In Roop Singh Negi v. Punjab National Bank (2009) 2 SCC 570 , Hon'ble Supreme Court considering nature of departmental has observed that a departmental proceeding is a quasi-judicial proceeding. The enquiry officer performs a quasi-judicial function. The charges levelled against the delinquent officer must be found to have been proved. The enquiry officer has a duty to arrive at a finding upon taking into consideration the materials brought on record by the parties after giving due opportunity to the delinquent employee. In oral enquiry it is mandatory to observe principles of natural justice which is not mere formality. Violation of principles of natural justice cannot justify the order of punishment. 19. In the present case, petitioner had demanded copy of documents but admittedly he was permitted only to inspect the record available in the office. It was without any reason. Neither medical report forming very basis of charge nor any of the statement of witness can be said to be very bulky, by reason of which the enquiry officer could have been allowed to adopt such procedure.

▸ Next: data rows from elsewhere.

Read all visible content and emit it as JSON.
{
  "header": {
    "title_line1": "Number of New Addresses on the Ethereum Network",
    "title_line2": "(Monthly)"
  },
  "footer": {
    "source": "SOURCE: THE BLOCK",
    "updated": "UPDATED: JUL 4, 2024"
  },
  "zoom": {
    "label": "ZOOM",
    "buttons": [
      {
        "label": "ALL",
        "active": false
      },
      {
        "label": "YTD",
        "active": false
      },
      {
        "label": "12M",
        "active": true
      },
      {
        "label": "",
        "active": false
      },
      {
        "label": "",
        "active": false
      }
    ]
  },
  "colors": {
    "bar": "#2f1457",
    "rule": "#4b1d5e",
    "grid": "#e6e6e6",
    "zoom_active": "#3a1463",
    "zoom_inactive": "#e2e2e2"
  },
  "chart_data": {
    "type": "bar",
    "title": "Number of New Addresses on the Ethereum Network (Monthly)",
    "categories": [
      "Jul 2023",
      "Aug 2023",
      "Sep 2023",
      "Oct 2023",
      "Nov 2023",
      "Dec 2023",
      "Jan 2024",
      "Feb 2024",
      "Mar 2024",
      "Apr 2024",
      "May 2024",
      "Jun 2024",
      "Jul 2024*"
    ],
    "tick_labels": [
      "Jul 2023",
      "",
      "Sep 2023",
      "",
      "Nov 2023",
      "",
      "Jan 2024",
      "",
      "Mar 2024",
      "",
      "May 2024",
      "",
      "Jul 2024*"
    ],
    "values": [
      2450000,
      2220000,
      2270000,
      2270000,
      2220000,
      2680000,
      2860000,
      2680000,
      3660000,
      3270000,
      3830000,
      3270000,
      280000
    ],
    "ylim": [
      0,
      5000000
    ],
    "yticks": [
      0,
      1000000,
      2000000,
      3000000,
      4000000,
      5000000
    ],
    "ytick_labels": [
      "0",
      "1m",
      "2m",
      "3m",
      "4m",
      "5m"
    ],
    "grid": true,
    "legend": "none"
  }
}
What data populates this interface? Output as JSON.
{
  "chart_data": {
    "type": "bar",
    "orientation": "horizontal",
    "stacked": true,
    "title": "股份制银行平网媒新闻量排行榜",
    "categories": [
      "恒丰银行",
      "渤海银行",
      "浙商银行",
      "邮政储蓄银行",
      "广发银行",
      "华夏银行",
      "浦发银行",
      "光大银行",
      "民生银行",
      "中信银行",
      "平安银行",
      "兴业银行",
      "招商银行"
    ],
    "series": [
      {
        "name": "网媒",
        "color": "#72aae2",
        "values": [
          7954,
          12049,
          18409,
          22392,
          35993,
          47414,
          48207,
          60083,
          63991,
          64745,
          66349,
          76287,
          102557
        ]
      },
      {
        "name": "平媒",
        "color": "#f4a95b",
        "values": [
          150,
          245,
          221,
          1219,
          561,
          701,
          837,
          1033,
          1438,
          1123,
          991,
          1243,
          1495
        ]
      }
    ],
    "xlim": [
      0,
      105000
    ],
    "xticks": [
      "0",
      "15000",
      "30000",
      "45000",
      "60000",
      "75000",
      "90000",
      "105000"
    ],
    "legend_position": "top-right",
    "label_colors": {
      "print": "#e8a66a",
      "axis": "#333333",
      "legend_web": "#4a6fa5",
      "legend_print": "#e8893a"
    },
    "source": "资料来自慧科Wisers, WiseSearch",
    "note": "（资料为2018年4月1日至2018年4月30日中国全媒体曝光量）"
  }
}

If the document was very bulky and there was some difficulty in supply of the same, the delinquent employee could have been allowed to inspect them, but that was not the reason for which the enquiry officer denied copies of relied documents. The delinquent employee require the documents at every stage of enquiry to meet out the charges levelled against him and statement of witnesses. He is not expected to memorise the contents of documents and participation in enquiry. Thus non supply of documents certainly violates the principles of natural justice as he was denied adequate opportunity to defend himself. Hence in view of above we are of the opinion that non supply of documents, that too despite demand, vitiates the entire proceedings. 20. In view of above discussion, the impugned orders of punishment cannot be sustained. Therefore the writ petition deserves to be allowed. 21. The writ petition is allowed. Impugned order of punishment dated 31.07.1993, as well as its appellate order dated 31.10.1995 are hereby quashed. The petitioner shall be entitled to all consequential benefits. 22. Since original petitioner i.e. employee has already died, therefore, there is no occasion for giving any opportunity to respondents to proceed with inquiry in accordance with law and we have not passed any order in this regard.